El horizonte es un motivo visual eterno. Quizás porque es abstracto y misterioso nos resulta elocuente aún en su silencio.
El horizonte ha sido siempre un espacio inalcanzable: retrocede a medida que uno avanza hacia el y cuanto más corre uno, más adelanta; no hay modo de atraparlo; y es que el horizonte no es una meta, ni un lugar, ni un confín, por eso no se inscribe en ninguna geografía y no puede ser representado en ningún mapa, ni descrito en texto alguno; sin embargo está allí, mas o menos lejano, siempre expectante, atendiendo a lo que sucede frente a él, inmiscuyéndose en los avatares que tienen lugar en su dominio.
Podríamos decir que el dominio del horizonte es absoluto, ocupa todos los lugares sin estar en ninguno, es real y sensible, y es mental e imaginario, es representable pero no identificable. Cicerón lo tradujo como “finiens”.
Lo infinito, ilimitado y abierto causaba estupor hasta en el maestro Pascal que tanto apreciaba los jardines donde las perspectivas convergían en el horizonte y cerraban una totalidad mensurable y armoniosa. Mensurable como la razón, como los limites del conocimiento y como la finitud del entendimiento, que si es capaz de concebir la idea de infinito es porque la ha heredado de Dios. La finitud de la razón y de la existencia que les sobrepasa y les puede santificar. Helvetius afirmara (en la segunda mitad del XVIII): “El horizonte de nuestras ideas se extiende cada vez más, cada día”…

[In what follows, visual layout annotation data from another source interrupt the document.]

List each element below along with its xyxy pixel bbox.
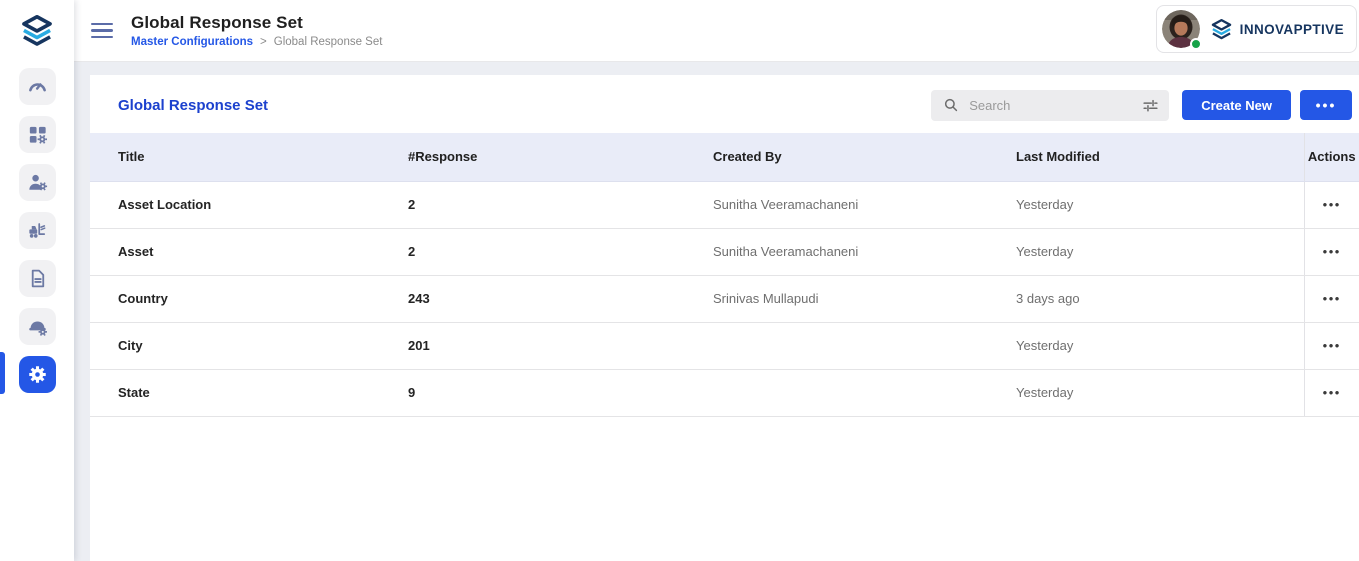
page-title: Global Response Set [131, 13, 382, 33]
table-row: Asset2Sunitha VeeramachaneniYesterday [90, 228, 1359, 275]
table-row: Asset Location2Sunitha VeeramachaneniYes… [90, 181, 1359, 228]
table-row: City201 Yesterday [90, 322, 1359, 369]
toolbar-more-button[interactable] [1300, 90, 1352, 120]
table-row: Country243Srinivas Mullapudi3 days ago [90, 275, 1359, 322]
document-icon [26, 267, 49, 290]
online-status-dot [1190, 38, 1202, 50]
cell-title: Asset Location [90, 181, 408, 228]
sidebar-nav [19, 68, 56, 393]
innovapptive-mark-icon [1209, 17, 1234, 42]
breadcrumb-parent-link[interactable]: Master Configurations [131, 36, 253, 48]
row-actions-button[interactable] [1304, 275, 1359, 322]
tune-filter-icon[interactable] [1141, 96, 1160, 115]
search-icon [942, 96, 960, 114]
cell-response-count: 9 [408, 369, 713, 416]
column-header-actions: Actions [1304, 133, 1359, 181]
breadcrumb-separator: > [260, 36, 267, 48]
avatar[interactable] [1162, 10, 1200, 48]
cell-created-by: Sunitha Veeramachaneni [713, 228, 1016, 275]
more-horizontal-icon [1323, 245, 1341, 258]
row-actions-button[interactable] [1304, 322, 1359, 369]
sidebar-item-operator-rounds[interactable] [19, 308, 56, 345]
table-body: Asset Location2Sunitha VeeramachaneniYes… [90, 181, 1359, 416]
cell-last-modified: 3 days ago [1016, 275, 1304, 322]
top-bar: Global Response Set Master Configuration… [74, 0, 1359, 62]
panel-heading: Global Response Set [118, 97, 268, 114]
hamburger-menu-icon[interactable] [91, 21, 117, 41]
cell-response-count: 201 [408, 322, 713, 369]
sidebar-item-documents[interactable] [19, 260, 56, 297]
cell-title: State [90, 369, 408, 416]
search-box [931, 90, 1169, 121]
brand-logo: INNOVAPPTIVE [1209, 17, 1344, 42]
row-actions-button[interactable] [1304, 181, 1359, 228]
cell-last-modified: Yesterday [1016, 322, 1304, 369]
gear-icon [26, 363, 49, 386]
column-header-response: #Response [408, 133, 713, 181]
response-set-table: Title #Response Created By Last Modified… [90, 133, 1359, 417]
table-row: State9 Yesterday [90, 369, 1359, 416]
active-nav-indicator [0, 352, 5, 394]
cell-response-count: 2 [408, 181, 713, 228]
hardhat-gear-icon [26, 315, 49, 338]
toolbar: Global Response Set Create New [90, 75, 1359, 133]
title-block: Global Response Set Master Configuration… [131, 13, 382, 48]
cell-last-modified: Yesterday [1016, 228, 1304, 275]
sidebar-item-modules[interactable] [19, 116, 56, 153]
column-header-created-by: Created By [713, 133, 1016, 181]
cell-title: Asset [90, 228, 408, 275]
breadcrumb: Master Configurations > Global Response … [131, 36, 382, 48]
more-horizontal-icon [1316, 98, 1337, 112]
more-horizontal-icon [1323, 292, 1341, 305]
cell-title: Country [90, 275, 408, 322]
app-logo [16, 10, 58, 52]
cell-response-count: 2 [408, 228, 713, 275]
cell-last-modified: Yesterday [1016, 181, 1304, 228]
cell-response-count: 243 [408, 275, 713, 322]
innovapptive-mark-icon [18, 12, 56, 50]
table-header-row: Title #Response Created By Last Modified… [90, 133, 1359, 181]
cell-created-by: Srinivas Mullapudi [713, 275, 1016, 322]
brand-name: INNOVAPPTIVE [1240, 22, 1344, 37]
gauge-icon [26, 75, 49, 98]
content-panel: Global Response Set Create New [90, 75, 1359, 561]
sidebar-item-settings[interactable] [19, 356, 56, 393]
more-horizontal-icon [1323, 386, 1341, 399]
column-header-last-modified: Last Modified [1016, 133, 1304, 181]
cell-last-modified: Yesterday [1016, 369, 1304, 416]
more-horizontal-icon [1323, 339, 1341, 352]
more-horizontal-icon [1323, 198, 1341, 211]
sidebar [0, 0, 74, 561]
cell-title: City [90, 322, 408, 369]
person-gear-icon [26, 171, 49, 194]
grid-gear-icon [26, 123, 49, 146]
cell-created-by: Sunitha Veeramachaneni [713, 181, 1016, 228]
column-header-title: Title [90, 133, 408, 181]
user-brand-card: INNOVAPPTIVE [1156, 5, 1357, 53]
row-actions-button[interactable] [1304, 228, 1359, 275]
cell-created-by [713, 322, 1016, 369]
create-new-button[interactable]: Create New [1182, 90, 1291, 120]
row-actions-button[interactable] [1304, 369, 1359, 416]
sidebar-item-user-management[interactable] [19, 164, 56, 201]
sidebar-item-dashboard[interactable] [19, 68, 56, 105]
search-input[interactable] [969, 98, 1141, 113]
forklift-icon [26, 219, 49, 242]
breadcrumb-current: Global Response Set [274, 36, 383, 48]
main-area: Global Response Set Master Configuration… [74, 0, 1359, 561]
sidebar-item-equipment[interactable] [19, 212, 56, 249]
cell-created-by [713, 369, 1016, 416]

Ustedes creen que a los dirigentes europeos modernos le atraen (o al menos entienden de que se trata) las “perspectivas fuyants”, “les gouffres amers” o la “profondeur des perspectives”, como a Baudelaire?

La modernidad realiza una verdadera inversión de los valores simbólicos del horizonte al constatar la falacia de los idealismos, que en lugar de aparecer vibrantes y luminosos parecen precipitarse hacia el abismo y el vacío; esta transformación, que coincide con la crisis de los valores morales, políticos y religiosos, cubre el horizonte de significados de una negatividad obsesiva al constatar la pérdida de todo posible horizonte y el cerco a que quedo reducida la vida de los hombres: apenas queda indemne el horizonte nocturno como metáfora de la muerte, del olvido y de los adioses. No mucho más lisonjeros son los horizontes de nuestra estricta modernidad. Son inciertos y apenas pueden vislumbrarse en lontananza y las nuevas tecnologías favorecen la transmutación de la idea de horizonte, puesto que derrumban las distancias físicas, desplazando los patrones familiares de percepción en los que se basan nuestra cultura, nuestros hábitos y nuestra política. La velocidad, la inmediatez, la destrucción de la distancia, la pérdida de la dimensión geográfica, la abolición de la inmensidad del espacio, parecen reducir el horizonte a una idea anacrónica y a una metáfora salvaje. El horizonte, sin embargo, es una experiencia vinculada al cuerpo, al movimiento y a la memoria, a la evolución de la vida. A la espera de que se cumplan las expectativas que cada uno aguarda a este lado del paraíso.